Standing outside his restaurant in the city's Faubourg Marigny district, Dale DeBruyne prepared for Gustav the way he did for Katrina — stubbornly.

"I'm not leaving," he said.

DeBruyne, 52, said his house was stocked with storm supplies, including generators.

"I stayed for Katrina," he said, "and I'll stay again."

Others were taking no chances.

Lee Isaacson, 52, a computer consultant, was boarding up windows in his home, which flooded during Katrina. He planned to take his family to North Carolina.
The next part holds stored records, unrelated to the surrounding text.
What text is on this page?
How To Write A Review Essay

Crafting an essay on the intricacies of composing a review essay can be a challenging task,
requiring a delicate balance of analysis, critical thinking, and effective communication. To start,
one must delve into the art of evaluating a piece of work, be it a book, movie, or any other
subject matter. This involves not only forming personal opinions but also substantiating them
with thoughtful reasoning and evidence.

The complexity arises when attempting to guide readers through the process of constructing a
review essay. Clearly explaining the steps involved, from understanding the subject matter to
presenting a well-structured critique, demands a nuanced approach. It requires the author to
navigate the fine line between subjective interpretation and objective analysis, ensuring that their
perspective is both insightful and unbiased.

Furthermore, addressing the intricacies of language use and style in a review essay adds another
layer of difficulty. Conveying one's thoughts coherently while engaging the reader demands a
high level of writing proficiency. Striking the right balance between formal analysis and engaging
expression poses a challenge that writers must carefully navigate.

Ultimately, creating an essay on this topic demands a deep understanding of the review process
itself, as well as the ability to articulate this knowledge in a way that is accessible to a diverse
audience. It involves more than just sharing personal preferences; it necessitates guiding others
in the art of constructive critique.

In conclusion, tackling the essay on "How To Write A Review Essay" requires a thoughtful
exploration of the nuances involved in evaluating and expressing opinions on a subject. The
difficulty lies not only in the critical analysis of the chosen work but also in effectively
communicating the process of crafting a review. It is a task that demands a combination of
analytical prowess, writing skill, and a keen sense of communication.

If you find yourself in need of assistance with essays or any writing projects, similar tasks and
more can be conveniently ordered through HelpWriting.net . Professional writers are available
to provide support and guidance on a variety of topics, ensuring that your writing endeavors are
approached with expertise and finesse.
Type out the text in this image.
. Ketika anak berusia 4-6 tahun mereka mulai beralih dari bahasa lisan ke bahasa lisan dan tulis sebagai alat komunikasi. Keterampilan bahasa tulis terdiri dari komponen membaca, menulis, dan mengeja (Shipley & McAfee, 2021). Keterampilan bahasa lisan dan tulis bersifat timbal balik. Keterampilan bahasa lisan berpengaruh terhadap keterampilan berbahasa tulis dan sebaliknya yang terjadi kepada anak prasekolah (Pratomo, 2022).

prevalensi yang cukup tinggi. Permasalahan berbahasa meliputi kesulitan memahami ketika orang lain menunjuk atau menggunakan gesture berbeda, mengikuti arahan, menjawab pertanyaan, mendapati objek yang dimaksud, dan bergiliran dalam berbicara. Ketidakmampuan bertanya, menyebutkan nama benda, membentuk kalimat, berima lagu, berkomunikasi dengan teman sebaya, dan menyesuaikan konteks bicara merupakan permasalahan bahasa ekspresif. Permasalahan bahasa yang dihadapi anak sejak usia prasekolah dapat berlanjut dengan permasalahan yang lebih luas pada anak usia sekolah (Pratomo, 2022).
"We're doing this more for looters than the storm," Isaacson said, recalling the chaos that followed Katrina. "I don't think the hurricane will break them, but I don't want someone breaking in."

More orderly evacuation

Many residents said the early stage of the evacuation was more orderly than Katrina, although a plan to electronically log and track evacuees with a bar code system failed and was aborted to keep the buses moving. Officials said information on evacuees would be taken when they reached their destinations.

Advocates criticized the decision not to establish a shelter, warning that day laborers and the poorest residents would fall through the cracks.

About two dozen Hispanic men gathered under oak trees near Claiborne Avenue. They were wary of boarding any bus, even though a city spokesman said no identity papers would be required.

"The problem is," said Pictor Soto, 44, of Peru, "there will be immigration people there and we're all undocumented."

Farther west, where Gustav appeared more likely to make landfall, Guard troops were also being sent to Lake Charles.

The National Hurricane Center issued a hurricane watch for Alabama, Mississippi, Louisiana and part of Texas, meaning hurricane conditions are possible within 36 hours.

Two East Texas counties also issued mandatory evacuation orders, and authorities in Mississippi, also battered by Katrina, began evacuating the mentally ill and aged from facilities along the coast.

National Guard soldiers on Mississippi's coast were going door-to-door to alert thousands of families in FEMA trailers and cottages that they should be prepared to evacuate Sunday.

In Alabama, shelters were opened and 3,000 National Guard personnel assembled to help evacuees from Mississippi and Louisiana.

"If we don't get the wind and rain, we stand ready to help them," Gov. Bob Riley said.